Взросление иногда походит на операцию по пересадке органов, но не в реальности, а в медицинском сериале. Детство уже удалили, взрослая жизнь медленно и неправильно приживается, пациенту дают антибиотик широкого спектра действия и ведут с ним душеспасительные беседы. В какой-то момент одни понимают, что жили неправильную жизнь и теперь-то… (ну что-то там будет же? Главное, налегать на витамины и выполнять рекомендации). Вторые не без усталого изумления осознают, что ничего-то и не изменится, что выполняй рекомендации, что нет. Третьи отторгают новое и угасают за несколько минут до финала, чтобы остальные персонажи и зрители прошли каждый через свой катарсис. Или не прошли и жили с этим дальше.

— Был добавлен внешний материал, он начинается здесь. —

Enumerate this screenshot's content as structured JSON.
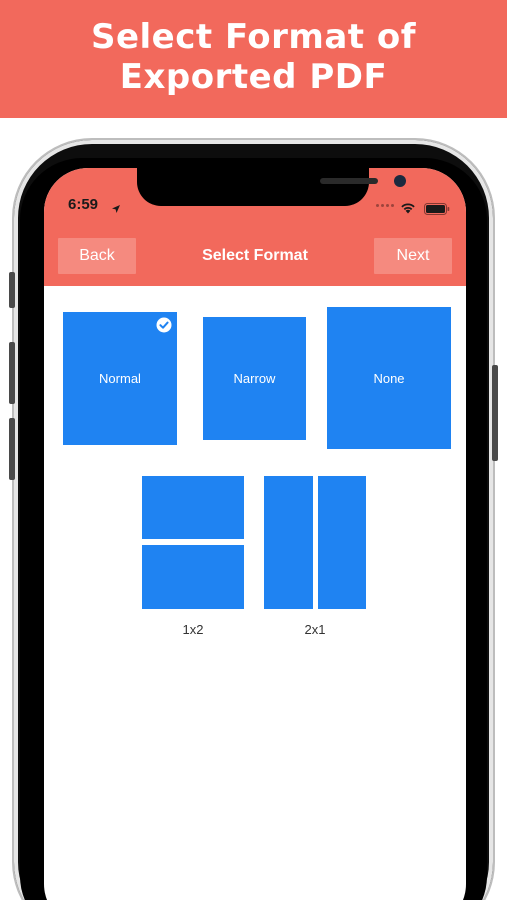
{
  "banner": {
    "line1": "Select Format of",
    "line2": "Exported PDF"
  },
  "status_bar": {
    "time": "6:59",
    "icons": [
      "location-arrow-icon",
      "cellular-dots-icon",
      "wifi-icon",
      "battery-icon"
    ]
  },
  "nav": {
    "back_label": "Back",
    "title": "Select Format",
    "next_label": "Next"
  },
  "formats": {
    "normal": {
      "label": "Normal",
      "selected": true
    },
    "narrow": {
      "label": "Narrow",
      "selected": false
    },
    "none": {
      "label": "None",
      "selected": false
    },
    "layout_1x2": {
      "label": "1x2",
      "selected": false
    },
    "layout_2x1": {
      "label": "2x1",
      "selected": false
    }
  },
  "colors": {
    "accent": "#f2695c",
    "tile": "#1f83f2",
    "text_on_accent": "#ffffff"
  }
}
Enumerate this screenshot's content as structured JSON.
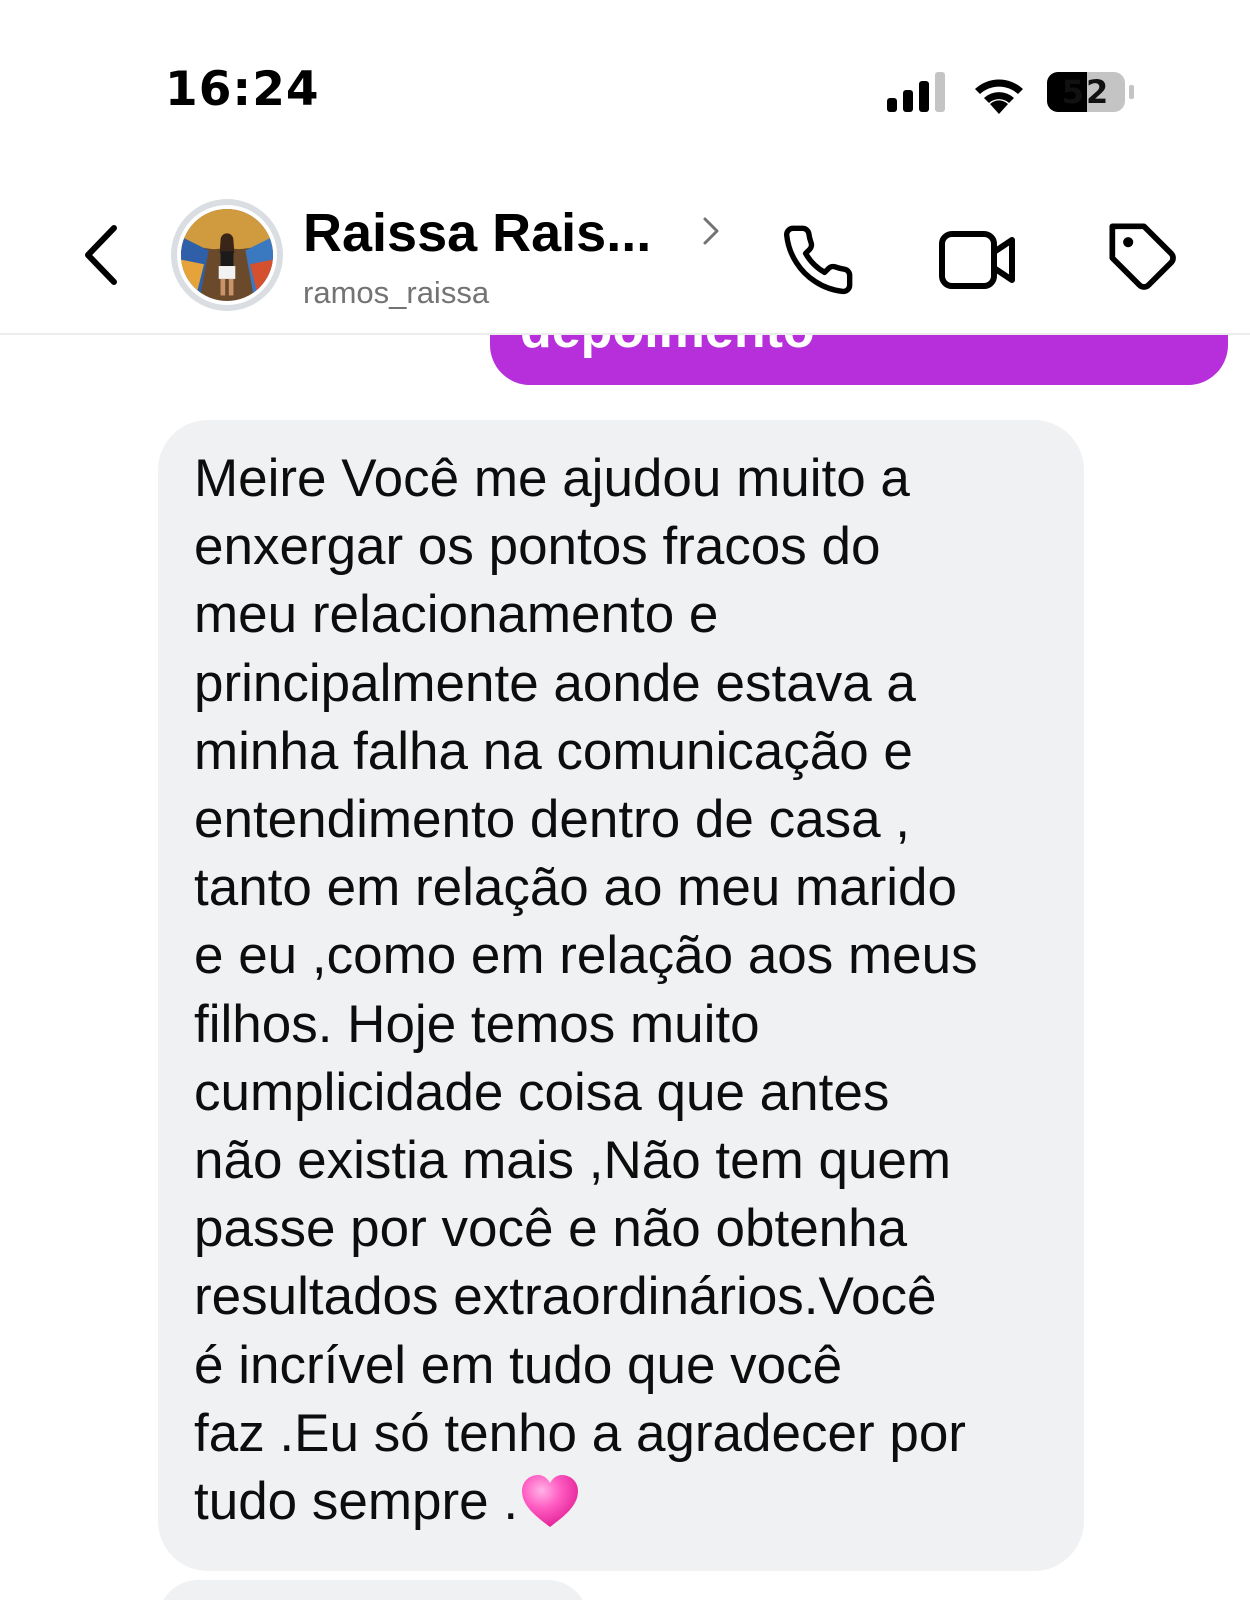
{
  "status_bar": {
    "time": "16:24",
    "battery": "52",
    "icons": [
      "cellular-signal-icon",
      "wifi-icon",
      "battery-icon"
    ]
  },
  "header": {
    "contact_name": "Raissa Rais...",
    "username": "ramos_raissa",
    "icons": [
      "back-chevron-icon",
      "chevron-right-icon",
      "phone-icon",
      "video-camera-icon",
      "tag-icon"
    ]
  },
  "messages": {
    "sent_partial_text": "depoimento",
    "received_text": "Meire Você me ajudou muito a\nenxergar os pontos fracos do\nmeu relacionamento e\nprincipalmente aonde estava a\nminha falha na comunicação e\nentendimento dentro de casa ,\ntanto em relação ao meu marido\ne eu ,como em relação aos meus\nfilhos. Hoje temos muito\ncumplicidade coisa que antes\nnão existia mais ,Não tem quem\npasse por você e não obtenha\nresultados extraordinários.Você\né incrível em tudo que você\nfaz .Eu só tenho a agradecer por\ntudo sempre .",
    "emoji": "pink-heart-icon"
  },
  "colors": {
    "sent_bubble": "#b62fdb",
    "received_bubble": "#eff1f3",
    "heart": "#ff4fb8"
  }
}
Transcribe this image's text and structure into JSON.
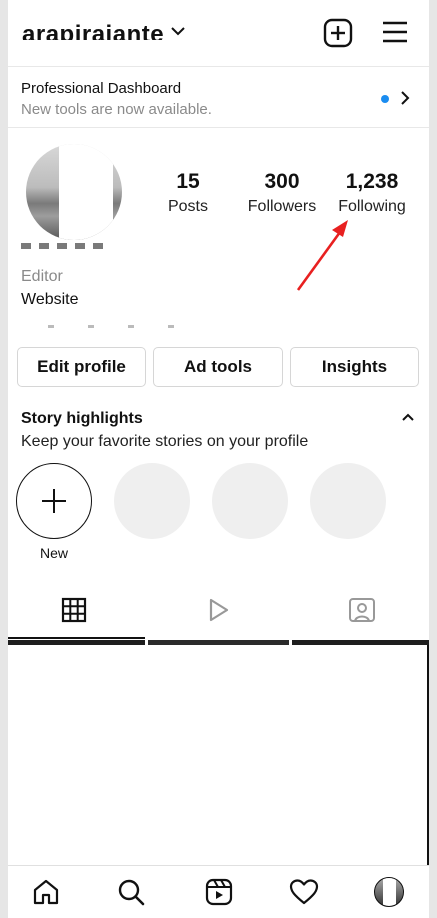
{
  "header": {
    "username": "arapirajante",
    "new_post_icon": "plus-square-icon",
    "menu_icon": "hamburger-icon"
  },
  "dashboard": {
    "title": "Professional Dashboard",
    "subtitle": "New tools are now available.",
    "dot_color": "#1a8cf0"
  },
  "profile": {
    "stats": [
      {
        "value": "15",
        "label": "Posts"
      },
      {
        "value": "300",
        "label": "Followers"
      },
      {
        "value": "1,238",
        "label": "Following"
      }
    ],
    "category": "Editor",
    "website": "Website"
  },
  "actions": {
    "edit_profile": "Edit profile",
    "ad_tools": "Ad tools",
    "insights": "Insights"
  },
  "highlights": {
    "title": "Story highlights",
    "subtitle": "Keep your favorite stories on your profile",
    "new_label": "New"
  },
  "tabs": [
    "grid-icon",
    "reels-icon",
    "tagged-icon"
  ],
  "nav": [
    "home-icon",
    "search-icon",
    "reels-icon",
    "heart-icon",
    "profile-avatar"
  ],
  "colors": {
    "annotation_arrow": "#e82020"
  }
}
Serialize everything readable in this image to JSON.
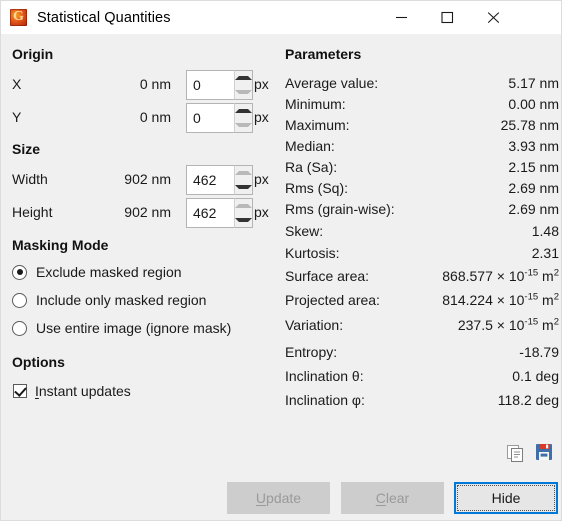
{
  "window": {
    "title": "Statistical Quantities",
    "app_icon": "gwyddion-icon",
    "controls": {
      "minimize": "minimize-icon",
      "maximize": "maximize-icon",
      "close": "close-icon"
    }
  },
  "origin": {
    "heading": "Origin",
    "rows": [
      {
        "label": "X",
        "real": "0 nm",
        "px_value": "0",
        "unit": "px"
      },
      {
        "label": "Y",
        "real": "0 nm",
        "px_value": "0",
        "unit": "px"
      }
    ]
  },
  "size": {
    "heading": "Size",
    "rows": [
      {
        "label": "Width",
        "real": "902 nm",
        "px_value": "462",
        "unit": "px"
      },
      {
        "label": "Height",
        "real": "902 nm",
        "px_value": "462",
        "unit": "px"
      }
    ]
  },
  "masking": {
    "heading": "Masking Mode",
    "options": [
      {
        "label": "Exclude masked region",
        "selected": true
      },
      {
        "label": "Include only masked region",
        "selected": false
      },
      {
        "label": "Use entire image (ignore mask)",
        "selected": false
      }
    ]
  },
  "options": {
    "heading": "Options",
    "instant_updates": {
      "mnemonic": "I",
      "label_rest": "nstant updates",
      "checked": true
    }
  },
  "parameters": {
    "heading": "Parameters",
    "rows": [
      {
        "label": "Average value:",
        "value": "5.17 nm"
      },
      {
        "label": "Minimum:",
        "value": "0.00 nm"
      },
      {
        "label": "Maximum:",
        "value": "25.78 nm"
      },
      {
        "label": "Median:",
        "value": "3.93 nm"
      },
      {
        "label": "Ra (Sa):",
        "value": "2.15 nm"
      },
      {
        "label": "Rms (Sq):",
        "value": "2.69 nm"
      },
      {
        "label": "Rms (grain-wise):",
        "value": "2.69 nm"
      },
      {
        "label": "Skew:",
        "value": "1.48"
      },
      {
        "label": "Kurtosis:",
        "value": "2.31"
      },
      {
        "label": "Surface area:",
        "value": "868.577 × 10⁻¹⁵ m²",
        "mantissa": "868.577 × 10",
        "exponent": "-15",
        "suffix": " m",
        "suffix_exp": "2"
      },
      {
        "label": "Projected area:",
        "value": "814.224 × 10⁻¹⁵ m²",
        "mantissa": "814.224 × 10",
        "exponent": "-15",
        "suffix": " m",
        "suffix_exp": "2"
      },
      {
        "label": "Variation:",
        "value": "237.5 × 10⁻¹⁵ m²",
        "mantissa": "237.5 × 10",
        "exponent": "-15",
        "suffix": " m",
        "suffix_exp": "2"
      },
      {
        "label": "Entropy:",
        "value": "-18.79"
      },
      {
        "label": "Inclination θ:",
        "value": "0.1 deg"
      },
      {
        "label": "Inclination φ:",
        "value": "118.2 deg"
      }
    ]
  },
  "toolbar": {
    "copy_icon": "copy-icon",
    "save_icon": "save-floppy-icon"
  },
  "footer": {
    "update": {
      "mnemonic": "U",
      "label_rest": "pdate",
      "enabled": false
    },
    "clear": {
      "mnemonic": "C",
      "label_rest": "lear",
      "enabled": false
    },
    "hide": {
      "label": "Hide",
      "default": true
    }
  },
  "colors": {
    "window_bg": "#f0f0f0",
    "titlebar_bg": "#ffffff",
    "accent": "#0078d7",
    "text": "#1a1a1a",
    "disabled_text": "#9a9a9a",
    "button_bg": "#cdcdcd"
  }
}
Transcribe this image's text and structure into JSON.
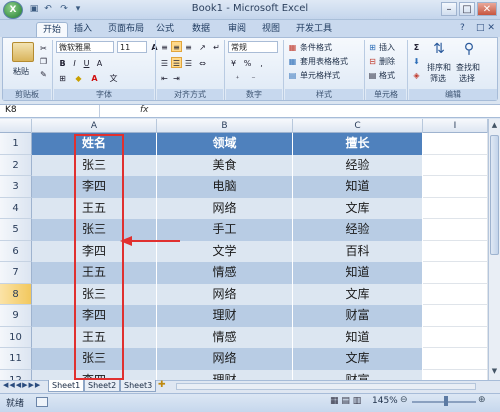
{
  "window": {
    "title": "Book1 - Microsoft Excel",
    "orb": "X"
  },
  "tabs": [
    "开始",
    "插入",
    "页面布局",
    "公式",
    "数据",
    "审阅",
    "视图",
    "开发工具"
  ],
  "ribbon": {
    "paste": "粘贴",
    "font_name": "微软雅黑",
    "font_size": "11",
    "number_format": "常规",
    "styles": [
      "条件格式",
      "套用表格格式",
      "单元格样式"
    ],
    "cells": [
      "插入",
      "删除",
      "格式"
    ],
    "edit": [
      "排序和",
      "筛选",
      "查找和",
      "选择"
    ],
    "groups": [
      "剪贴板",
      "字体",
      "对齐方式",
      "数字",
      "样式",
      "单元格",
      "编辑"
    ]
  },
  "formula_bar": {
    "name_box": "K8",
    "fx": "fx"
  },
  "columns": [
    "A",
    "B",
    "C",
    "I"
  ],
  "rows": [
    "1",
    "2",
    "3",
    "4",
    "5",
    "6",
    "7",
    "8",
    "9",
    "10",
    "11",
    "12"
  ],
  "table": {
    "headers": [
      "姓名",
      "领域",
      "擅长"
    ],
    "data": [
      [
        "张三",
        "美食",
        "经验"
      ],
      [
        "李四",
        "电脑",
        "知道"
      ],
      [
        "王五",
        "网络",
        "文库"
      ],
      [
        "张三",
        "手工",
        "经验"
      ],
      [
        "李四",
        "文学",
        "百科"
      ],
      [
        "王五",
        "情感",
        "知道"
      ],
      [
        "张三",
        "网络",
        "文库"
      ],
      [
        "李四",
        "理财",
        "财富"
      ],
      [
        "王五",
        "情感",
        "知道"
      ],
      [
        "张三",
        "网络",
        "文库"
      ],
      [
        "李四",
        "理财",
        "财富"
      ]
    ]
  },
  "sheets": [
    "Sheet1",
    "Sheet2",
    "Sheet3"
  ],
  "status": {
    "ready": "就绪",
    "zoom": "145%"
  },
  "colors": {
    "header": "#4f81bd",
    "band_light": "#dce6f1",
    "band_dark": "#b8cce4",
    "annotation": "#e0302f"
  }
}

«София не вслушивалась в говоримое ею, но вдруг уловила что-то о тычинках, вспомнила утренние мысли, поземку, фиолетовую щеку отца и грубость матери, и ее поразила мысль, что и она тоже когда-нибудь станет матерью. Быть не может. Ребро ладони было сплошь в графите, зародыш — человеческий ли? — смотрел на нее единственным глазом с тетрадного листа. Плацента где меандром, где студнем ходила вокруг него. А она никак не могла примириться с этой мыслью. Было в этом что-то противоестественное, что-то, что усложняло ее жизнь, делало лицемерие родителей, которое она не могла выразить словами, обоснованным, чуть ли не необходимым. Вот она, София Рубина, — будущая мать. Вот этот зверь, что сейчас нарисован на листе, — ее грядущий сын, который будет жить внутри нее целых девять месяцев, а когда вырастет, станет ненавидеть ее, потому что она будет изменять своему мужу, который умрет раньше нее, а она останется вдовой. Не может быть. Неправда, что она раньше сама была вот этим зверем, что ее раньше самой не было. Как ее могло вообще не быть? Софии?»
А те, кто самые высокие пороги и опасные сплавы прошел бестрепетно, не смогут до конца дней равнодушно созерцать свой прохладный лаконично оформленный внутренний мир. Потому что есть время, несмотря на предостережения сильных и больших, прикладываться к огненному боку чайника и, оглядываясь через плечо, быстрым движением вонзать спицу в бессмысленный черный глазок розетки. А есть время нагонять ощущения, недополученные из-за выученной или врожденной осторожности. И если не пройти вовремя через то самое решето, всегда на самом деле бывшее просто барьерным фильтром, жизнь обернется так, что смотреть это кино с собой в главной роли придется принудительно. И будет еще больнее, потому что раньше помогало подуть на ранку и прилепить листок подорожника, теперь не помогает даже мантра «взрослые — это мы».
«Родители говорили, что ей нужен стержень, нужно дело всей жизни, а она не могла разобраться, зачем вообще живет, — какое дело, когда само его условие под вопросом? Ей по-разному объясняли ее недостатки, пытались рядить в одежду чуждых слов, но ничего не помогало. Однажды бородатый терапевт — в кабинете на полке у него стоял танцующий индийский бог, а рядом — позолоченный череп с блестящими глазами — говорил ей о важности снов, о том, как необходимо примирить свою Аниму и Тень. Он говорил долго и унывно, он говорил умно, так что подавлял своим умом. Все это было замечательно, только какое это имело отношение к ней самой? Она не выдержала и плюнула, но слюна из пересохшего горла долетела лишь до ножки кресла, в котором сидел терапевт. Он бровью не повел, а она поднялась и вышла от него на трясущихся ногах».